Animal studies have previously shown a direct relationship between hypercholesterolemia and myocardial lipid accumulation, showing that a chronic exposure to high cholesterol levels is associated with a 3-5 fold increased lipid accumulation in myocardial tissue, both at the intracellular and interstitial level [26,27]. In humans, lipid accumulation plays an important role in inflammation and ischemia-reperfusion process in subjects after acute myocardial infarction, being responsible for an impaired LV remodeling [28]. Our findings confirm this hypothesis, showing a direct relationship between lifelong cholesterol exposure and LV remodeling, a hallmark of heart failure.

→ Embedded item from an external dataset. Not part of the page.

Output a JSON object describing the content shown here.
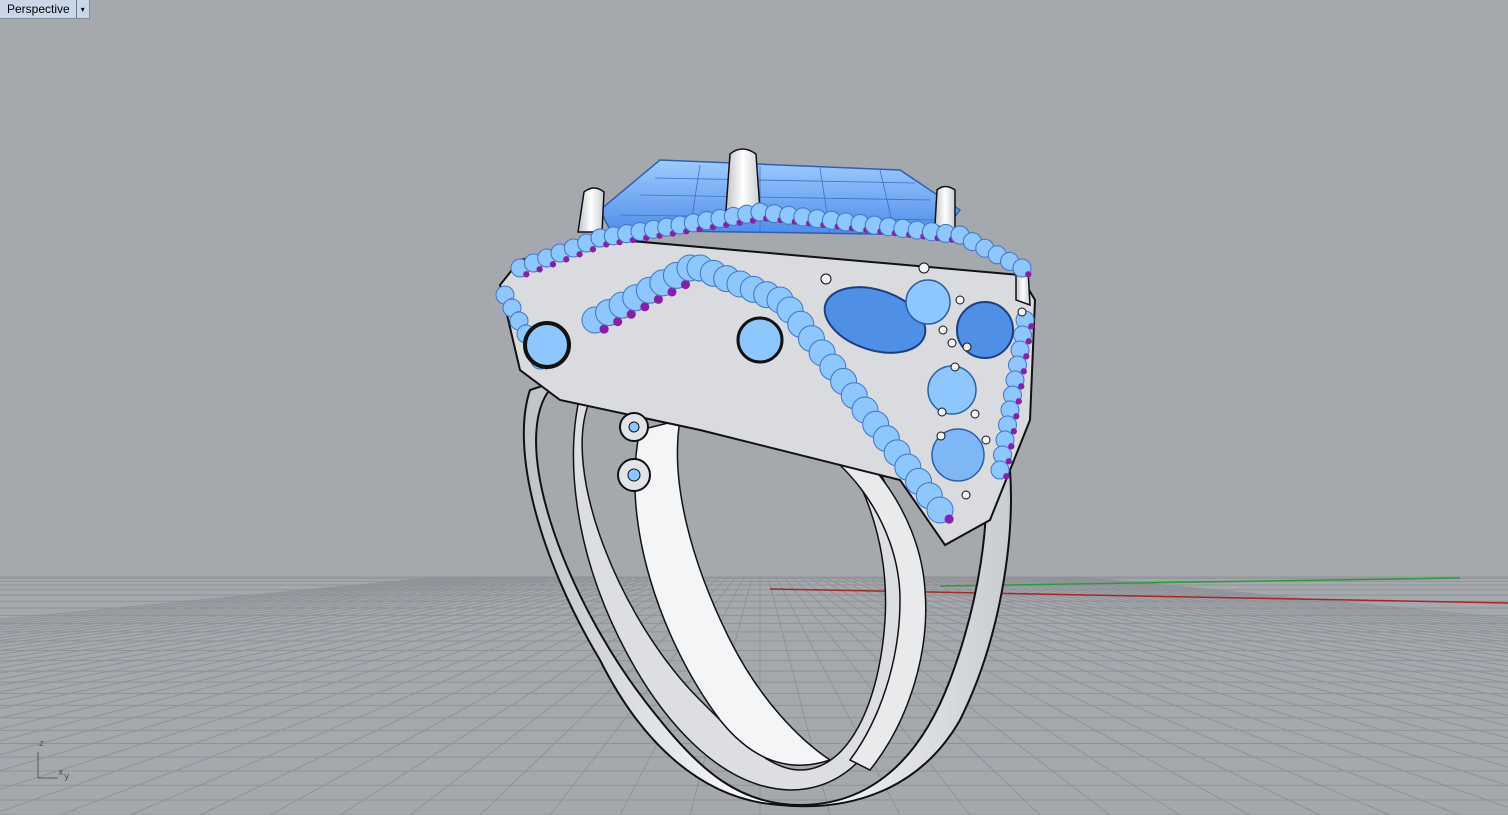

Together with the presence of xanthoma, female sex was associated with a lower post-contrast T1 among HeFH subjects. Interestingly, HeFH women exhibited significantly lower post-contrast T1 values than non-HeFH female controls, in the absence of other LV or RV functional indexes (data not shown).
Native T1 has proven a high sensitivity and accuracy in characterizing myocardial tissue: the presence of oedema or increased interstitial space and diffuse fibrosis are two main determinants of a high native T1, whereas lipid or iron overload are associated with low native T1 [10,29]. In the present study, we did not find any changes in native T1 and no differences in ECV between HeFH and controls. Native T1 values may be pseudo-normalized by a composite signal resulting from concomitant presence of interstitial fibrosis and lipids, but to the best of our knowledge this has not yet been explored. The presence of high ECV, suggesting an excessive deposition in collagen, would have further strengthened the hypothesis of interstitial myocardial fibrosis. However, coherent with the findings on native T1, we did not observe any increase in ECV.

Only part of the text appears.